Islamic expension into Malta, Sicily and Southern Italy was driven by the Aghlabid Emirate and after its overthrow by the Fatimit Khalifate. The Rustamids hadn't much to do with all of that. Their big time was a bit earlier and they did not control the coast.


----------



## aefrizzo

CyrusSH said:


> Why not direct borrowing from Persian? I think it is more possible that this word reached Italy through North Africa than the Middle East.


Ciao, *Ciro*.
 If the objections of fdb#4/8 and DJara#7 are reasonably valid, we are all, I suppose, interested to share your whole knowledge about the presumably original Persian term and its usage/diffusion regardless of the road to Europe.
Grazie.


----------



## CyrusSH

berndf said:


> Islamic expension into Malta, Sicily and Southern Italy was driven by the Aghlabid Emirate and after its overthrow by the Fatimit Khalifate. The Rustamids hadn't much to do with all of that. Their big time was a bit earlier and they did not control the coast.



I'm talking about the influence Persian culture in this region, not just Rustamids, for example the name of the capital city of Aghlabids has also a Persian origin.


----------



## berndf

CyrusSH said:


> I'm talking about the influence Persian culture in this region, not just Rustamids, for example the name of the capital city of Aghlabids has also a Persian *origin*.

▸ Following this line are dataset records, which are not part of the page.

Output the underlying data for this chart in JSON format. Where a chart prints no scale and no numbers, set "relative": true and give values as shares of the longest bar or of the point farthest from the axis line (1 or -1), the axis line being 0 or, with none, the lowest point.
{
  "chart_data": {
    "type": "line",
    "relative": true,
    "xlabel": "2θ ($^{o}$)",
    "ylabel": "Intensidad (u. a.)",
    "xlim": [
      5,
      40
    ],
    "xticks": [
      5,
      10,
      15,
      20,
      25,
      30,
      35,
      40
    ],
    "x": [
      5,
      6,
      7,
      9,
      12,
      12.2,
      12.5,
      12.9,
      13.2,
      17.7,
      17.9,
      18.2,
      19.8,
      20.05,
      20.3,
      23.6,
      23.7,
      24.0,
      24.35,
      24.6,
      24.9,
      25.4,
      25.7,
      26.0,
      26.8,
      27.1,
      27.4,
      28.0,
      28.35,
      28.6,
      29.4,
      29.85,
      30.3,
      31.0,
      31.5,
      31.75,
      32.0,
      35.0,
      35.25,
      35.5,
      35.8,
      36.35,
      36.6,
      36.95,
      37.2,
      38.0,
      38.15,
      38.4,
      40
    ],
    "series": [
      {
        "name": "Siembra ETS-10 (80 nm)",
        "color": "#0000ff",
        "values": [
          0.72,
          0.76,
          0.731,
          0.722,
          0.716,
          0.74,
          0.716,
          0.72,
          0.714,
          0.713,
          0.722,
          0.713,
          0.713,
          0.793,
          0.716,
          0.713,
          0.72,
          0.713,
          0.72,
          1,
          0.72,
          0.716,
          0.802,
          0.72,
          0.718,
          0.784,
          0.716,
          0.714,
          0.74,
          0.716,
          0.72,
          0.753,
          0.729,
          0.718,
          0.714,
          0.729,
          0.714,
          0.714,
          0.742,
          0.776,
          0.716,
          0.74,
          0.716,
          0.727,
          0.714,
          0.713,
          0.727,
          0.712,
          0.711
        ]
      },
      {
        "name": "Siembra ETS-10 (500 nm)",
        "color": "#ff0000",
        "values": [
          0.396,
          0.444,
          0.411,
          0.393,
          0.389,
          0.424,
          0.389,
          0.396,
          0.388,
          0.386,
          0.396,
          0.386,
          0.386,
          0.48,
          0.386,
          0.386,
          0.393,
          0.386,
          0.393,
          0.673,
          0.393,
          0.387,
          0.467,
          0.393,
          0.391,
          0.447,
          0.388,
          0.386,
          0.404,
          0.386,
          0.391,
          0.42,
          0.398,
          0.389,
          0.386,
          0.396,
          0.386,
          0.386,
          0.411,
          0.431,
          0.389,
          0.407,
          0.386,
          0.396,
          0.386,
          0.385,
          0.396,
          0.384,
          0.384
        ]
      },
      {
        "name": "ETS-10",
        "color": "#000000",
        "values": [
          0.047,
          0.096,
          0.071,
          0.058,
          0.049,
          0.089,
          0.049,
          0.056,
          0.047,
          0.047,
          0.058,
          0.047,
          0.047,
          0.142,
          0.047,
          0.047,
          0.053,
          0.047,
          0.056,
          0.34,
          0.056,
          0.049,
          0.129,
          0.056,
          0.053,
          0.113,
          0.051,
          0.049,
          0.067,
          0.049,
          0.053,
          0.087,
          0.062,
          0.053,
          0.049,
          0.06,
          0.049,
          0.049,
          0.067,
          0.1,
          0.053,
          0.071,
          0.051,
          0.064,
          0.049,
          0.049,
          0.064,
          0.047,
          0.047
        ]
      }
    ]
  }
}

Nobody ever doubted that بردج was of Persian *origin* but to Southern Italy the word would certainly have arrived through Arabic.

But anyhow, the whole theory sounds dodgy.


----------



## CyrusSH

aefrizzo said:


> Ciao, *Ciro*.
> If the objections of fdb#4/8 and DJara#7 are reasonably valid, we are all, I suppose, interested to share your whole knowledge about the presumably original Persian term and its usage/diffusion regardless of the road to Europe.
> Grazie.



Persian _barda_ is equivalent to the Arabic word _ghulam_ which means "1. boy, young man, 2. slave, 3. passive homosexual (compare to ghulam-bareh in Modern Persian)."


----------



## aefrizzo

*Many thanks to all contributors*. 
 Let me try, please to summarize what I have been learning and still hope to do from this thread. Be clement to my English.


Around the XV century the word arrives in Europe and is borrowed (directly or indirectly) by several European languages, namely Italian French Spanish and even English.


It dodges German and re-appears later on (?) in Yiddish, almost certainly as a borrowing from French at the beginning of XX century. Any contribute from Yiddish speakers and from Eastern Europe would be precious to explain such a bypass.


The currently reported etymology assumes an Arabic (<Persian) borrowing. It seems to be questionable for statistical and phonological reasons.


Has been the original Persian word submitted to the same statistical and phonological analysis as the Arabic one?


An alternative etymology suggests the Greek borrowing _Badas_. Perseus on-line gives it as a synonymous of just one of the possible  meanings but no other info. Admittedly I am not a frequent flyer of Perseus.


----------



## berndf

aefrizzo said:


> It dodges German and re-appears later on (?) in Yiddish, almost certainly as a borrowing from French at the beginning of XX century. Any contribute from Yiddish speakers and from Eastern Europe would be precious to explain such a bypass.


I would be careful though. I still don't feel we have any evidence so far that _bardash_ actually was an Eastern Yiddish word at the time. The spelling we are talking about now is a transliteration of a transliteration, which is susceptible to all kinds of errors. We should first try to get the context in the Yiddish original and verify that the spelling is indeed באַרדאַש (with patah under both alephs).
.


----------



## CyrusSH

In my previous post I actually assumed that Persian _barda_ could be calque of Arabic word _ghulam_ but I can't find this word with meaning in any Persian text, in fact the word _ghulam_ is itself used in Persian.

Another Persian word for "catamite" is _birish_ which literally means "beardless", I think it is possible that _bardascio_ is actually a calque in an European language, the proto-IE word for "beard" is _*bʰardʰeh₂_.


----------